“The headwind is hurricane-like” – Economics

The Continental logo hangs on the new headquarters behind a one-way street sign: The numbers are bad.

(Photo: Melissa Erichsen/dpa)

Increased costs and numerous special effects have pushed the automotive supplier Continental surprisingly deep into the red. The bottom line is that the Dax group reported a loss of 251 million euros for the second quarter on Tuesday, after a profit of 545 million a year ago. Analysts had expected a profit for the quarter. The Conti share then went down. The company from Hanover is one of the largest automotive suppliers, with around 190,000 employees and 2021 sales of almost 34 billion euros.

“The current headwind is hurricane-like and will not subside in the short term,” said CFO Katja Dürrfeld. For the second half of the year, Continental expects supply chains to stabilize and semiconductors to be more readily available. Auto production will increase. Despite the impending gas shortage, management assumes that the energy supply in Europe and Germany will remain stable. “We are not satisfied with the current result – even if we expected it to be so,” said Dürrfeld, looking at the loss.

More premium tires are to be sold in the future

The group has taken numerous measures to reduce costs and stabilize supply chains. This includes the distribution of purchasing across several sources, the creation and maintenance of safety stocks and holistic control of the procurement and logistics chain in the electronics sector. Price negotiations with customers are conducted with the aim of jointly bearing the costs, which is likely to mean price increases. Furthermore, Conti is concentrating on the business with technologically sophisticated products, from which the group earns more. For example, the share of premium tires in sales is increasing.

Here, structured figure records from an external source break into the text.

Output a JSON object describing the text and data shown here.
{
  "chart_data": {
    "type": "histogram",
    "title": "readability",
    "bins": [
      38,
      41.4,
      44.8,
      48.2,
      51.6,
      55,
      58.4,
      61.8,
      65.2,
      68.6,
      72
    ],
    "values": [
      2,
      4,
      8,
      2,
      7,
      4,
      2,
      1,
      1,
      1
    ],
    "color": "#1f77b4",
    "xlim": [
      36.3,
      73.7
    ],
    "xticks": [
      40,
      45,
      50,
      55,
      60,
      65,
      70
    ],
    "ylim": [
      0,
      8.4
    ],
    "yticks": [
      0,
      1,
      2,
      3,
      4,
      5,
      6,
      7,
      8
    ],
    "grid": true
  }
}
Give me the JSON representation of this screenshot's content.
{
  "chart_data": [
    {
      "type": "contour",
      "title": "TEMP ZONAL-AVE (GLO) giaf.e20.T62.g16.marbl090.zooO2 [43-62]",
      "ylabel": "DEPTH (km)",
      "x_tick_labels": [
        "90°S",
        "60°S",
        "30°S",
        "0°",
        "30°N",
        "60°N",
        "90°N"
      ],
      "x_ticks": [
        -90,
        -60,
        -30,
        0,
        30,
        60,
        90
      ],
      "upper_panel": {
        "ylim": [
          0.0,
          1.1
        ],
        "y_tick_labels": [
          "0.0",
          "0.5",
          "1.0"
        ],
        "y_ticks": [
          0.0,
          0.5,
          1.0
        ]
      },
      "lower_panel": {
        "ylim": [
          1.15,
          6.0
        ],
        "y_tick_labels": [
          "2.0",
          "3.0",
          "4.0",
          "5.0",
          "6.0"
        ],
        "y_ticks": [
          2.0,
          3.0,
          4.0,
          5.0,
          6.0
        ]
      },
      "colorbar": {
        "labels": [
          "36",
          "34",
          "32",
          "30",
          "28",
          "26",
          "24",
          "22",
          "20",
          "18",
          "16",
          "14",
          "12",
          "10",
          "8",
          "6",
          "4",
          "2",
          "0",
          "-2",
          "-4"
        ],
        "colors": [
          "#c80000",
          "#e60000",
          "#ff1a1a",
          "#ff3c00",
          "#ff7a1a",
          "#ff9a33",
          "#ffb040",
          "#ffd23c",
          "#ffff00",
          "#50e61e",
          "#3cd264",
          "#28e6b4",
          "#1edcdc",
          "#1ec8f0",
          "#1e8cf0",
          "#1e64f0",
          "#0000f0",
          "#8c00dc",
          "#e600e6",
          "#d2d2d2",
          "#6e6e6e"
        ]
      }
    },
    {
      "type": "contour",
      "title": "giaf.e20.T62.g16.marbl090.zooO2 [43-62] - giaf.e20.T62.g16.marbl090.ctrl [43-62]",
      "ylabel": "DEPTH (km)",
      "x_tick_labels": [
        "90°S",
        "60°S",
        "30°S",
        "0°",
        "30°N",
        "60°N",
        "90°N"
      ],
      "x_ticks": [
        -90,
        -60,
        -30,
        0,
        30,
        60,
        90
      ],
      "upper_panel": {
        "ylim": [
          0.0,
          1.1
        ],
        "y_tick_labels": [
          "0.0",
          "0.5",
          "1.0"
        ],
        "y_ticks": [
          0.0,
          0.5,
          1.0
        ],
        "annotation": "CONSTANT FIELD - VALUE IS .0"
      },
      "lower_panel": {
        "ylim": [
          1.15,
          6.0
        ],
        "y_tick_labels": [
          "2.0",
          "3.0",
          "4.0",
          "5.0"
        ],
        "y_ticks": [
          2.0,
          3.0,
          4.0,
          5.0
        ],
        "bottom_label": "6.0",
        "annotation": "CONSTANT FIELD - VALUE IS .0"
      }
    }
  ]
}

Another serious problem for the group: Natural gas represents a significant part of Continental’s energy mix, it said. However, a reliable energy supply is an indispensable basis for stable economic conditions. We are therefore closely monitoring the current situation. The indirect effects of a massive gas shortage would be significantly higher than the direct effects at Continental production sites. Conti pointed out that supplier industries such as the chemical industry would be more affected. Loss of production there could also lead to delivery bottlenecks in the automotive industry.

Continental cited the price increases for raw materials, energy and logistics triggered by the Ukraine war as well as the lack of electronic components and the corona lockdowns in China as the reason for the significant net loss. In addition, the automotive supplier was burdened by numerous special effects that add up to more than half a billion euros. The Lower Saxony had already published preliminary operating figures for the second quarter on July 20th and also confirmed their forecast for the year as a whole. According to this, group sales should increase to between 38.3 and 40.1 billion euros. Conti operates a tire plant in Russia and has resumed production after an initial hiatus. However, the management is considering a complete withdrawal from the country. In total, the Dax group employs around 1,300 people in Russia.